By Jonny Lupsha, Wondrium Staff Writer
Cognitive behavioral therapy revolutionized treating issues like anxiety and depression. Evolving from Freud’s primary focus on childhood problems, cognitive therapy centers on daily thought processes. Its founder, Dr. Aaron T. Beck, has died.
Dr. Aaron T. Beck, the prominent psychotherapist who developed cognitive behavioral therapy (CBT), died on November 1 at the age of 100. Dr. Beck began rethinking Freud’s brand of psychotherapy in the late 1950s and helped establish CBT, which focuses on the day-to-day lives of patients and their thought patterns—and how to change them. It’s become a wildly influential method of treatment in recent decades.
What makes it such a popular and effective field? In his video series Cognitive Behavioral Therapy: Techniques for Retraining Your Brain, Dr. Jason M. Satterfield, Professor of Clinical Medicine in the Division of General Internal Medicine at the University of California, San Francisco, explained some of the characteristics of CBT that differentiate it from other kinds of psychotherapy.
We’ve All Wondered What’s on That Notepad
“CBT is collaborative and transparent, and by ‘collaborative’ I mean that the patient and the therapist join together in a partnership,” Dr. Satterfield said. “They roll up their sleeves together; they begin collecting data on the problem from the individual’s real-world situations; they create a formulation; and then they develop a treatment plan together. It’s all done together as a team.”

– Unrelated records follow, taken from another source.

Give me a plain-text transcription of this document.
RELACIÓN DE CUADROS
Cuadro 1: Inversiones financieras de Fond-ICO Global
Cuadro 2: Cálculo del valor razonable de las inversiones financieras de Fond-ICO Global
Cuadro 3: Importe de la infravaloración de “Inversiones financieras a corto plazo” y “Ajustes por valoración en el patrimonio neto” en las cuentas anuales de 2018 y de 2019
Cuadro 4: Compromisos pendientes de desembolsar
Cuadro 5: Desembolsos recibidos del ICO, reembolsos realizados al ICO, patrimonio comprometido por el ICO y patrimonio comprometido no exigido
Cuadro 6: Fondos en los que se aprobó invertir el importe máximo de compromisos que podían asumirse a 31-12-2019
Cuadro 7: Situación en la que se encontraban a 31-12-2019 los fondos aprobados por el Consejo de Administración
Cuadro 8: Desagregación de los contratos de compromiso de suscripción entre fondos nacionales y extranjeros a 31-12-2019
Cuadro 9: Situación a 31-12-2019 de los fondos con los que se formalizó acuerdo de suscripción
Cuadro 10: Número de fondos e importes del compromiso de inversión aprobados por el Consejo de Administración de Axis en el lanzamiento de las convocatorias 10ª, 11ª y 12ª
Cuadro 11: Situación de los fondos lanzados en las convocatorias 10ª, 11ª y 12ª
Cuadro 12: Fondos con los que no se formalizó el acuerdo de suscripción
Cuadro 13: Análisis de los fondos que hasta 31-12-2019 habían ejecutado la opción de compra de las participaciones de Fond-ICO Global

According to Dr. Satterfield, it earns its reputation for transparency because each of those steps, as well as the reasons behind them, are explicitly told to the patient from the beginning. One of the most negative stereotypes about therapy is that the therapist keeps secretive notes and collects information on the patient while the patient metaphorically stumbles around in the dark.
CBT eschews that by including the patient every step of the way.
The Scientific Method Comes to Therapy
Another feature of CBT is that it’s empirical. In fact, this branch of psychotherapy is often described with the term “collaborative empiricism” to describe its method of treatment.
“We’ve talked about the collaborative part, but the empirical part is that we’ll come up with a hypothesis, an idea, of what makes Michael angry, or what makes Maria depressed, or what makes Carol socially anxious,” Dr. Satterfield said. “But it’s only a hypothesis. We then have to test out that hypothesis in the real world, usually by giving homework assignments.”
Much like the traditional use of the scientific method, the CBT patient does their homework and tests the hypothesis in practice. If it works, the patient goes to the next step. If not, the patient and therapist go back and repeat the process with a different hypothesis. However, it doesn’t go on forever: CBT has a time limit.
“There is an end point,” Dr. Satterfield said. “It varies on the individual—sometimes on the insurance company—but it usually ranges from 12 to, say, 24 sessions, depending on resources, severity, and what the treatment goals might be. It is skills-focused: We’re going to teach an individual skills that they can practice in the real world, come back and talk about obstacles or challenges, they will hone those skills and continue practicing until they feel that they have mastered those skills.”
Again, this goes against another longstanding stereotype of therapy—namely, that therapists want to keep a patient in treatment as long as possible.
For better or for worse, CBT is a major shift from previous schools of psychology. It’s made its mark on the industry and continues to influence other fields.